I am curious to know if guidelines for lung cancer such as those of Cancer Care Ontario/Ontario Ministry of Health and Long-Term Care, created in accordance with the McMaster based Program in Evidence-Based Care, see link below for the various CCO/OMHLTC guidelines, are too restrictive and not liberal enough to allow for physicians to screen, diagnose and treat lung cancer in a proactive and leading-edge manner. This I don’t know but it would be interesting if medical experts did an analysis of these guidelines and compared these guidelines with other jurisdictions who have produced lung cancer guidelines.
https://www.cancercareontario.ca/en/guidelines-advice/types-of-cancer
This video from Dr. David Webster, a nuclear medicine physician who practices in Sudbury, Ontario may also be of interest:
https://youtu.be/yWb5br2PCR8
Mike Fraumeni,
I followed the link to Cancer Care guidelines, which actually is a list of relevant articles on the subject. But it did make me question the result of a diagnostic test i had, which stated no lung parenchymal alveolar tissue was identified in deeper levels of the sample, and cancer was not confirmed.
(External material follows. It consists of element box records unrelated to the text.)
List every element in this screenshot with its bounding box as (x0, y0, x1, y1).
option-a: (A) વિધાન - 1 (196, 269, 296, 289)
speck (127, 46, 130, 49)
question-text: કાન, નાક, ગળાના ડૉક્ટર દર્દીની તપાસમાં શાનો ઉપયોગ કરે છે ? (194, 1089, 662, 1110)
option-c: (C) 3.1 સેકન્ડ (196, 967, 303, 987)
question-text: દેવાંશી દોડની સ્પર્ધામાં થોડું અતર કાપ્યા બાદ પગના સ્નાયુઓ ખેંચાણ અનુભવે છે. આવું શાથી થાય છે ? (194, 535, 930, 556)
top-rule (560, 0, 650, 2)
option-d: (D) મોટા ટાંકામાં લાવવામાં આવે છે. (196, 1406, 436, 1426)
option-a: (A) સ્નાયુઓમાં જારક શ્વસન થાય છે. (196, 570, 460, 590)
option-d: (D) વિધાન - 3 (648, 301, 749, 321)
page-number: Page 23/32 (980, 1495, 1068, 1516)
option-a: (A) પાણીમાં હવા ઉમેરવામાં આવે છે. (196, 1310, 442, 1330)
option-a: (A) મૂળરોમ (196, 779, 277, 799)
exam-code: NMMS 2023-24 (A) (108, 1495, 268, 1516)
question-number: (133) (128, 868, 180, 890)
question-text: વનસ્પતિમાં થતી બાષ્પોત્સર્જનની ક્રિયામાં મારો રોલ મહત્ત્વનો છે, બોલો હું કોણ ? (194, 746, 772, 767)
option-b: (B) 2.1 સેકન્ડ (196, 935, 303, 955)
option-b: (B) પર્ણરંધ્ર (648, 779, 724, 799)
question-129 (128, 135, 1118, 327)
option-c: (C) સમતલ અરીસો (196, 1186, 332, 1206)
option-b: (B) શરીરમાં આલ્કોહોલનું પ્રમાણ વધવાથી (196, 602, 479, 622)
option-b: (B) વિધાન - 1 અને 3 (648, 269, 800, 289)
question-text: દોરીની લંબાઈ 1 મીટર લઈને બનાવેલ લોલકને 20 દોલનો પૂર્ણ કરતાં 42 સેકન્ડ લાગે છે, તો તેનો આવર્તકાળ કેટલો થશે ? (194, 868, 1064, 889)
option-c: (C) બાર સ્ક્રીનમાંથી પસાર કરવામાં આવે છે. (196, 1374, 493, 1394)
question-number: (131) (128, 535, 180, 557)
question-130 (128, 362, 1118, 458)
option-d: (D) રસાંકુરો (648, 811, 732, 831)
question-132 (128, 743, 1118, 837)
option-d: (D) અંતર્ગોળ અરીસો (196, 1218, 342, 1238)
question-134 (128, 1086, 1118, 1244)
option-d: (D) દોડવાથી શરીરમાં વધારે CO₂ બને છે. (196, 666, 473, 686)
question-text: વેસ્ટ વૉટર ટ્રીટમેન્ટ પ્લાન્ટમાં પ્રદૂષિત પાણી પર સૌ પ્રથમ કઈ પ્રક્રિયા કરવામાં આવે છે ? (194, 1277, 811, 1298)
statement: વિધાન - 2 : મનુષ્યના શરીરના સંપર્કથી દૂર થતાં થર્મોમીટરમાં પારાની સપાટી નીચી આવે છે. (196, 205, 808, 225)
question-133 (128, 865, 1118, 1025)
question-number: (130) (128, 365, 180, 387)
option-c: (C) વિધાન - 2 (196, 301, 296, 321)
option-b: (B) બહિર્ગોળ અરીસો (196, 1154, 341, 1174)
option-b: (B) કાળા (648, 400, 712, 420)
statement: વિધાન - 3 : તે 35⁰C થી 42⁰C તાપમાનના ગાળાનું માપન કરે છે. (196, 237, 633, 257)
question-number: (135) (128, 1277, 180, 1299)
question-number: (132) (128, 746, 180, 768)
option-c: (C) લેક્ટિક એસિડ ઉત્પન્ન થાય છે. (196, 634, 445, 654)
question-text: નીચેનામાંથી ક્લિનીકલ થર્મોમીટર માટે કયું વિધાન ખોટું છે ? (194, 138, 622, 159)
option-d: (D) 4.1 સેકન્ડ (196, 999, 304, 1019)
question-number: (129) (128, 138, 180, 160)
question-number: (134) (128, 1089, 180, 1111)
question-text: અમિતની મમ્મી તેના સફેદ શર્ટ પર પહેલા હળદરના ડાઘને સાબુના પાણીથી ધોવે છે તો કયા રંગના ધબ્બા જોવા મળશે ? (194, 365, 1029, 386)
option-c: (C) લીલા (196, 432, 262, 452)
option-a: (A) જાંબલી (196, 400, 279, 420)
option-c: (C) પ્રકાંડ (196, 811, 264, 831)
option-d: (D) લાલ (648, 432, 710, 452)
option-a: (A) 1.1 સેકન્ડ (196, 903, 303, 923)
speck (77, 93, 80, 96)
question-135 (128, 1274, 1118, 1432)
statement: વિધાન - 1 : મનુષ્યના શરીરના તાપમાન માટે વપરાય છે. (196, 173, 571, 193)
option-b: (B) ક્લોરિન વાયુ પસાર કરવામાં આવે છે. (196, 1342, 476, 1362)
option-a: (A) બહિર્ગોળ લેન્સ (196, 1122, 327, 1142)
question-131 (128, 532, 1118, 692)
Thus, I might conclude there was no analysis of any possible malignant tissue. One article in the list suggested that immunohistochemistry would be useful. I’m curious because they did a lot of testing on matters not related to malignancy. Thanks for the information. I will follow up on the second link later.
No problem. Below is a link to Dr. David Webster’s website and below is the link from this website to that video and another concerning PET and lung cancer. Just wanted to mention that guidelines are produced using a systematic review methodology and such methodologies do have some drawbacks as to exactly what studies will or will not be included in the guideline, inclusion and exclusion criteria if you will. Having our health care insurance provider, the Ontario government, providing funds for the creation of such guidelines, in this case to a department in the McMaster School of Medicine, does point to a red flag as to possible biases present for whatever reason including cost reduction of tests and procedures. Perhaps provincial guidelines should always be regarded with some caution however these guidelines do affect how our physicians in this province practice medicine.
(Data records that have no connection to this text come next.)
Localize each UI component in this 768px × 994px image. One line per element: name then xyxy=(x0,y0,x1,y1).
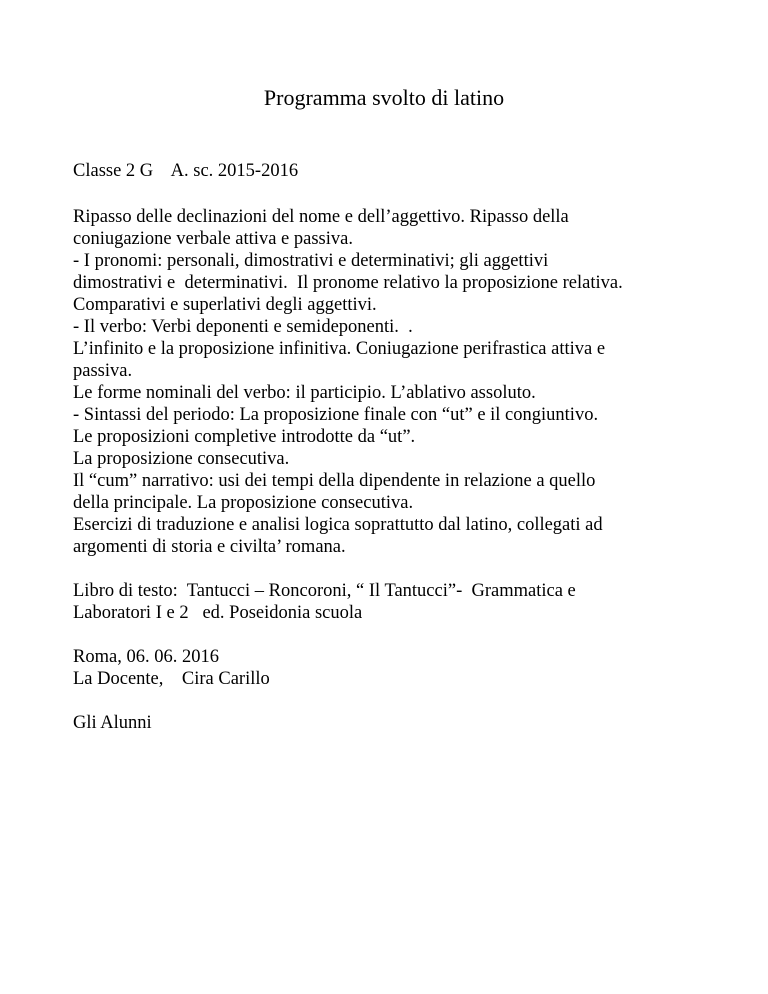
program-line: dimostrativi e determinativi. Il pronome relativo la proposizione relativa. xyxy=(73,273,623,293)
program-line: Il “cum” narrativo: usi dei tempi della dipendente in relazione a quello xyxy=(73,471,596,491)
program-line: - Sintassi del periodo: La proposizione finale con “ut” e il congiuntivo. xyxy=(73,405,599,425)
program-line: Ripasso delle declinazioni del nome e dell’aggettivo. Ripasso della xyxy=(73,207,569,227)
textbook-line: Libro di testo: Tantucci – Roncoroni, “ Il Tantucci”- Grammatica e xyxy=(73,581,576,601)
program-line: - Il verbo: Verbi deponenti e semideponenti. . xyxy=(73,317,413,337)
program-line: Le forme nominali del verbo: il participio. L’ablativo assoluto. xyxy=(73,383,536,403)
teacher-signature-line: La Docente, Cira Carillo xyxy=(73,669,270,689)
program-line: Esercizi di traduzione e analisi logica soprattutto dal latino, collegati ad xyxy=(73,515,603,535)
program-line: argomenti di storia e civilta’ romana. xyxy=(73,537,346,557)
class-year-line: Classe 2 G A. sc. 2015-2016 xyxy=(73,161,299,181)
program-line: Comparativi e superlativi degli aggettivi. xyxy=(73,295,377,315)
program-line: Le proposizioni completive introdotte da “ut”. xyxy=(73,427,416,447)
program-line: La proposizione consecutiva. xyxy=(73,449,290,469)
textbook-line: Laboratori I e 2 ed. Poseidonia scuola xyxy=(73,603,363,623)
students-signature-label: Gli Alunni xyxy=(73,713,152,733)
program-line: passiva. xyxy=(73,361,133,381)
place-date: Roma, 06. 06. 2016 xyxy=(73,647,219,667)
program-line: - I pronomi: personali, dimostrativi e determinativi; gli aggettivi xyxy=(73,251,549,271)
program-line: coniugazione verbale attiva e passiva. xyxy=(73,229,353,249)
program-line: della principale. La proposizione consecutiva. xyxy=(73,493,414,513)
document-title: Programma svolto di latino xyxy=(263,85,505,110)
program-line: L’infinito e la proposizione infinitiva. Coniugazione perifrastica attiva e xyxy=(73,339,606,359)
http://petontario.org/cases/PET-CT-lung-cancer.html
https://qz.com/784615/the-man-who-made-scientists-question-themselves-has-just-exposed-huge-flaws-in-evidence-used-to-give-drug-prescriptions/
Heather,
Your post is spot on. I regularly have been having low dose CT scans, at least until recently when my respirologist conducted tests on me that led to a test result that was completely different from the suspected cancer diagnosis. As a result, I quit my respirologist, and am now attempting to find, through PHIPA, how on earth this happened. One test result, that should never have been conducted, led to a perceived result that was way off-track and has influenced anyone knowing it, including the radiologist who read the last CT scan. I am at a loss to know what to do except to continue to fight to get the respirologist and others responsible to correct the errors made and get that test result (seen incorrectly as a diagnosis) declared invalid or at least, unethically and irresponsibly obtained. Meanwhile, I still have a lung condition that is at risk of becoming malignant and no way of getting objective diagnostic treatment of it.